Last week MPs voted for the first time since 1906 to take back control of parliamentary business from the government and hold a series of indicative votes on where they thought Brexit should go. The Commons will do so again on Monday. This move ought to be welcomed rather than cavilled at. The fact is the government has run out of road for its Brexit plan. Theresa May’s withdrawal agreement for leaving the European Union suffered the largest parliamentary defeat in history in January. It has been defeated twice since then. There’s no reason to think that Mrs May will somehow win over the 34 Conservatives from both the hardline leave and remain wings of her party who have rebelled. Her promise to quit if Tory MPs backed her deal emphasised her loss of command over the Brexit process.
There is now a straightforward choice: either change Brexit policy or change the parliament. The latter requires a general election, but the odds are against any party gaining a big majority. The predicament the nation finds itself in is in part a consequence of the Fixed-term Parliaments Act 2011. This does not allow for the dissolution of parliament when a prime minister has been defeated on the government’s legislation. The act says two-thirds of MPs have to approve a motion for an early election to be called. The legislation’s unintended consequence in the current parliament is that MPs can rebel without risking the collapse of their own government. It is ironic that the Conservative election manifesto in 2017 pledged to repeal an act which Mrs May now relies on to keep her in office.
Parliament has seized the initiative because the prime minister cannot. MPs are looking to see if a form of Brexit might command most parliamentarians’ support. As in the first round, it is possible that no scheme will. However, two ideas came close to securing a majority: one was for the UK to join a permanent customs union with the EU, the other was that a referendum on any Brexit deal ought to be held. Mrs May should pay attention to the outcome of next week’s votes. She is running out of time to come up with a plan that either parliament or her party and its allies can support. Mrs May needs to tell EU leaders at an emergency European council meeting on 10 April how the UK intends to proceed. The UK must also come up with proposals before 12 April to avert a ruinous no-deal Brexit, which MPs have voted against. Restoring the sovereignty of parliament was one of the major aims of Brexit. Mrs May could honour that by accepting what MPs vote for.
The prime minister cannot much longer dodge the fact we are heading for an article 50 extension that almost certainly will require the UK to hold European parliamentary elections in May. If this were to come to pass, there ought to be no confected outrage from Brexiters. The priority of getting this imbroglio resolved is worth the price of having British MEPs in place while it is being sorted. Like another referendum, such elections ought to be attractive to a political class in search of ways to share the burden for Brexit decisions with the people.

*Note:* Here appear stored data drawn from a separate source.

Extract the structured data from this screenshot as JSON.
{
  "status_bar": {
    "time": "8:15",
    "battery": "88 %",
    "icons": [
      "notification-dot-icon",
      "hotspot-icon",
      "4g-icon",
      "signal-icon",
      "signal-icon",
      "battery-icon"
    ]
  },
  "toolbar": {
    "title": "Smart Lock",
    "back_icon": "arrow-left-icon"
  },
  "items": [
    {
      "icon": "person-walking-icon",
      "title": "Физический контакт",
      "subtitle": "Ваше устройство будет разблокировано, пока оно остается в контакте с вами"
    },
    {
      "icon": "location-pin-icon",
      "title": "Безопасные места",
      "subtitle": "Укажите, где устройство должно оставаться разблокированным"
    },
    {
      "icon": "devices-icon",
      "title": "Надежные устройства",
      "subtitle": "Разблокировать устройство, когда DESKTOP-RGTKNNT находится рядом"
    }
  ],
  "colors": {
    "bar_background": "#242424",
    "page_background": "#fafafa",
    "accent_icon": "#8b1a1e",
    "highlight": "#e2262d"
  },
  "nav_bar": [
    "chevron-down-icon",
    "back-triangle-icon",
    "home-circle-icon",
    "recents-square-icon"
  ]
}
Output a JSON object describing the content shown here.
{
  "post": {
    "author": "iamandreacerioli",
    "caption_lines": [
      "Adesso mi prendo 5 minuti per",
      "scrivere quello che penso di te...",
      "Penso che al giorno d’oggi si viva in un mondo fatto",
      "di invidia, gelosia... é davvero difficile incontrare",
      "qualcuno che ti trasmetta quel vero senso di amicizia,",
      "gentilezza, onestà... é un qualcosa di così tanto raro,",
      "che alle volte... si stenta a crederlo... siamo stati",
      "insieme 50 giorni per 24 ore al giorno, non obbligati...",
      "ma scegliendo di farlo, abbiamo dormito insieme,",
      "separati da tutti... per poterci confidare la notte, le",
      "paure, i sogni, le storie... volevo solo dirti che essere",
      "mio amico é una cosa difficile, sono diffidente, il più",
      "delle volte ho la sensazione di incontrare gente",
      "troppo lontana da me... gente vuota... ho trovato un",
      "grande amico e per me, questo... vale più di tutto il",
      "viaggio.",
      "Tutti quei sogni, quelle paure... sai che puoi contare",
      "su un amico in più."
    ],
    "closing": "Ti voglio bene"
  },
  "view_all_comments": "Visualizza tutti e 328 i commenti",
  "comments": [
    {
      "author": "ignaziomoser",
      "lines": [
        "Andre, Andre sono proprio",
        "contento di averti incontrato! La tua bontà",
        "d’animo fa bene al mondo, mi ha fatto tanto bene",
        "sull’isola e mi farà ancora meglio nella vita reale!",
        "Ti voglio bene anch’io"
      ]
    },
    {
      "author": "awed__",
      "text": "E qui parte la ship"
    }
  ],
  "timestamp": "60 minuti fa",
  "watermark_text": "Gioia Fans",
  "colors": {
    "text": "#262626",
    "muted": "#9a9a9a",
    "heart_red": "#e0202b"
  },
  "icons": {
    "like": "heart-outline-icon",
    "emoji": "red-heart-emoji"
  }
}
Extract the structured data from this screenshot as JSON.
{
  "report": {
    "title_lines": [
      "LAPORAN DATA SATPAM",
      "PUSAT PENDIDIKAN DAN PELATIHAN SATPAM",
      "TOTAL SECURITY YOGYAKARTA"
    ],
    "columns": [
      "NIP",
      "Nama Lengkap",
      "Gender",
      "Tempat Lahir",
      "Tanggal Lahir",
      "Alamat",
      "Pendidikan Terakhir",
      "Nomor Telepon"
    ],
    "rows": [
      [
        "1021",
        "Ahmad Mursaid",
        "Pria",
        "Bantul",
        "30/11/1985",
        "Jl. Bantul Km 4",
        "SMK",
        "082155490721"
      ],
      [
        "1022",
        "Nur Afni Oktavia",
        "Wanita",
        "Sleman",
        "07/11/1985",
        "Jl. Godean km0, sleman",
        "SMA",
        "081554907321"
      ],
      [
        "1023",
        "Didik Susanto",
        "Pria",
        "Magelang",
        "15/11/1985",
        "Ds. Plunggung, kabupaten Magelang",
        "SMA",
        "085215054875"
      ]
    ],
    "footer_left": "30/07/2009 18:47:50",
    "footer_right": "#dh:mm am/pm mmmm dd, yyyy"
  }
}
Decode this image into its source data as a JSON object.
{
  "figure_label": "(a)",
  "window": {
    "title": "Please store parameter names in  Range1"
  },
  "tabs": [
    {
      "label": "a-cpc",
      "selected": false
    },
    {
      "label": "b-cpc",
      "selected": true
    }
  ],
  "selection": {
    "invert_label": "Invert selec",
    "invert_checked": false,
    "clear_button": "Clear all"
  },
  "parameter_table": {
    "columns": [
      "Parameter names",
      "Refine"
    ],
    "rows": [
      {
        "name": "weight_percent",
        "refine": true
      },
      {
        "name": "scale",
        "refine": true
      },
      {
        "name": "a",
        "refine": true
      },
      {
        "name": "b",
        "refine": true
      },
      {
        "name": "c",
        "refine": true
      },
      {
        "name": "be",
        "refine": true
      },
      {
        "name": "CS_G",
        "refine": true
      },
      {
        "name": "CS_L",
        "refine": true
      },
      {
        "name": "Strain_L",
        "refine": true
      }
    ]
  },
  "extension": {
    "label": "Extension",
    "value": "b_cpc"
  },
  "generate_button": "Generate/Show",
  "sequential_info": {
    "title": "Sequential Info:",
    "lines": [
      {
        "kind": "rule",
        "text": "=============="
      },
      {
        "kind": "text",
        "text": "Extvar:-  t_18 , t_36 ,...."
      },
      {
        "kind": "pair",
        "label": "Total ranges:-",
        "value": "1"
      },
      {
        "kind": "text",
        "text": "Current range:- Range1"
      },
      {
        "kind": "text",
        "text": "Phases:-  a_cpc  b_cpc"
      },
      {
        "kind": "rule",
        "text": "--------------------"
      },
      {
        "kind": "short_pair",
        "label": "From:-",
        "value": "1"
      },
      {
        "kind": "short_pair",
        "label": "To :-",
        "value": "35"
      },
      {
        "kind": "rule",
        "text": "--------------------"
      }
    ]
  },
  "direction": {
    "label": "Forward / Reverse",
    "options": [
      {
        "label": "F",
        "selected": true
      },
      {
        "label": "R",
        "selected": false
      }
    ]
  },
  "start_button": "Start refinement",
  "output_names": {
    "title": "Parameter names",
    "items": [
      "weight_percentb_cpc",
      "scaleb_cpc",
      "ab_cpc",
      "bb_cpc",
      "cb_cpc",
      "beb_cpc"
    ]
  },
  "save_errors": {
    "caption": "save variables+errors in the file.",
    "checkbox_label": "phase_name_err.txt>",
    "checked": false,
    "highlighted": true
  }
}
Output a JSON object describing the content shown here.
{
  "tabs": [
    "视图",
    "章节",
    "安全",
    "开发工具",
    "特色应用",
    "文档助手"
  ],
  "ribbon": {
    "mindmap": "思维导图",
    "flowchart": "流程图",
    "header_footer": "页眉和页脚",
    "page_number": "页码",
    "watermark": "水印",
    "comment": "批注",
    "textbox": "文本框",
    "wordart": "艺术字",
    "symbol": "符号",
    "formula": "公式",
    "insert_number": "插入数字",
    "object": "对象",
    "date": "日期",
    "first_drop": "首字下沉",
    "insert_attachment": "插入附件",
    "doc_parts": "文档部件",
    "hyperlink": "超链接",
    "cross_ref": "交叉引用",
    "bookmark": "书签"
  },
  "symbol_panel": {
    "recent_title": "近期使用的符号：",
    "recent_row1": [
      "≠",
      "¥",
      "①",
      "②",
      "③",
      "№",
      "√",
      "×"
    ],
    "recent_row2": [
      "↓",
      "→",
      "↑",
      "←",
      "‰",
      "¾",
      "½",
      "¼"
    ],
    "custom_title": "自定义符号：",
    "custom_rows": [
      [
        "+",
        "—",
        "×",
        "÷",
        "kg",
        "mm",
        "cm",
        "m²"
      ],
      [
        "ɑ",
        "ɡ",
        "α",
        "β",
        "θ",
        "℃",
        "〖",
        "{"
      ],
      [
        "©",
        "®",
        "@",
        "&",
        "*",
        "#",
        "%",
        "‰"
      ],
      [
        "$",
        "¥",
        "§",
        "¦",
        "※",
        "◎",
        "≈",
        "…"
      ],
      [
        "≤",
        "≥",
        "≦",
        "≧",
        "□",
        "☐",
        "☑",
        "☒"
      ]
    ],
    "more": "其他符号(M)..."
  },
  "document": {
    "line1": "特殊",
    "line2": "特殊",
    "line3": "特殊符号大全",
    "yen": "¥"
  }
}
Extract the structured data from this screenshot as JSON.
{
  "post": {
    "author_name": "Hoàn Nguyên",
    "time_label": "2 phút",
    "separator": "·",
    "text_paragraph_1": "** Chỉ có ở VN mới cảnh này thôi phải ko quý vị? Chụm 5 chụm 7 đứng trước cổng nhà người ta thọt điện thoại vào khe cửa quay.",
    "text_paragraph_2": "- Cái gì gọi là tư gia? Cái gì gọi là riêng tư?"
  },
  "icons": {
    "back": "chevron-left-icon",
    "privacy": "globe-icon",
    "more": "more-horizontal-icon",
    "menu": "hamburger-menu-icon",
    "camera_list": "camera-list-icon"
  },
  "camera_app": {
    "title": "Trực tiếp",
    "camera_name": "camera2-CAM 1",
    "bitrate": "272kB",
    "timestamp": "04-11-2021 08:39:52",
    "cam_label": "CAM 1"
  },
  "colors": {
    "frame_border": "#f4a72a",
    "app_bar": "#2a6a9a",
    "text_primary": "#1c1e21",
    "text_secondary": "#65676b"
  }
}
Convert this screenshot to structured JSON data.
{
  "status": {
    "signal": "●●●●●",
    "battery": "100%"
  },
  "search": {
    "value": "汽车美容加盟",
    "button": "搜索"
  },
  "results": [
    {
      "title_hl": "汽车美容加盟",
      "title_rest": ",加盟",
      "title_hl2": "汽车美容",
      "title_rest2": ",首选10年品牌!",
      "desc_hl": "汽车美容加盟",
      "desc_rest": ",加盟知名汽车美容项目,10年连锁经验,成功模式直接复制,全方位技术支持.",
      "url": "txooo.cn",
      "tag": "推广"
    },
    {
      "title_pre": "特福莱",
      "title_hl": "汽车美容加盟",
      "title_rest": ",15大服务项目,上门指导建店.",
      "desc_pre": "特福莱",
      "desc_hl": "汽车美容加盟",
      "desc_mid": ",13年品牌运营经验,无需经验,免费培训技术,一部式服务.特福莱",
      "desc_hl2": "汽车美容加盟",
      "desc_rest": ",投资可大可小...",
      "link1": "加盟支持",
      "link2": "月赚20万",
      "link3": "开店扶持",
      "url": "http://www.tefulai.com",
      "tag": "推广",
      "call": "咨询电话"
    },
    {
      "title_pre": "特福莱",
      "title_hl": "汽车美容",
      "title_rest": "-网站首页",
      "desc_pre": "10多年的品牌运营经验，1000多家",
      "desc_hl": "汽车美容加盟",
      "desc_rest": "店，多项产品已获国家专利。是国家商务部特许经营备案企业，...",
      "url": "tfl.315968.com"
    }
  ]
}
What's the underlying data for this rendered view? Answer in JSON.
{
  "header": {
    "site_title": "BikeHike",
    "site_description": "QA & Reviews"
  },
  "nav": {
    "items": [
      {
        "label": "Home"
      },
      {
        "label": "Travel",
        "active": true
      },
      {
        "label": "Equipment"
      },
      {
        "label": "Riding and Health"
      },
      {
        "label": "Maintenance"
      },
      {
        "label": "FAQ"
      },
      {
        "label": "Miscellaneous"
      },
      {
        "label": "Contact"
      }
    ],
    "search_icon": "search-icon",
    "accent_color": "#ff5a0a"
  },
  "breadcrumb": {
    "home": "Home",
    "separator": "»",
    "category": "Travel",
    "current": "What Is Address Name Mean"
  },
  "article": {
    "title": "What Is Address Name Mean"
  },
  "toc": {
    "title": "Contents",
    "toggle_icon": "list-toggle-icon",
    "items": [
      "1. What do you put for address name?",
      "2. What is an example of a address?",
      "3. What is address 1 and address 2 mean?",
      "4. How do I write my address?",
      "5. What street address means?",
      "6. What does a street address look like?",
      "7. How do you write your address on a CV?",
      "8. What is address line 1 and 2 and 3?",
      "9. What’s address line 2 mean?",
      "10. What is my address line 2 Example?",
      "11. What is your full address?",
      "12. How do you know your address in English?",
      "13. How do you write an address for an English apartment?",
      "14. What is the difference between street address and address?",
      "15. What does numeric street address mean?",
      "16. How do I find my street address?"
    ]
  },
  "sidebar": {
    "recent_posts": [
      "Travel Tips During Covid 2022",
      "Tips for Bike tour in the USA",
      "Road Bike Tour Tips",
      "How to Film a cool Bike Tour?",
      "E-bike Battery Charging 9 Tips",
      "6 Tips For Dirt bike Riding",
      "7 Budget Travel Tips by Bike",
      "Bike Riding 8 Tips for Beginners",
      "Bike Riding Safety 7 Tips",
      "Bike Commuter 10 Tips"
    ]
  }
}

Brexit may prove too complex to deliver in a parliamentary democracy on the current timescale. But the underlying causes of Brexit – economic, cultural and constitutional – will not go away. More than 3 million people voted in the 2016 referendum who don’t normally vote in general elections. A longer spell to consider Brexit could give MPs breathing space to fix Britain’s burning issues. The Cambridge historian Jonathan Parry writes that parliament has a “historic responsibility for ‘educating the nation’ … persuading the people out of utopian ideas, however attractive in theory”. MPs are attempting to do just that. Mrs May erred in thinking Brexit could resurrect a system of untrammelled sovereignty, with little protection against an overweening executive. Instead the 2016 referendum gave no mandate to any form of Brexit. Either that has to be decided by MPs – which, in a hung parliament, must mean working across party lines – or by some deliberative democratic mechanism, or by returning to the voters for more precise instructions. Doing so is not a defeat of democracy but a requirement of it.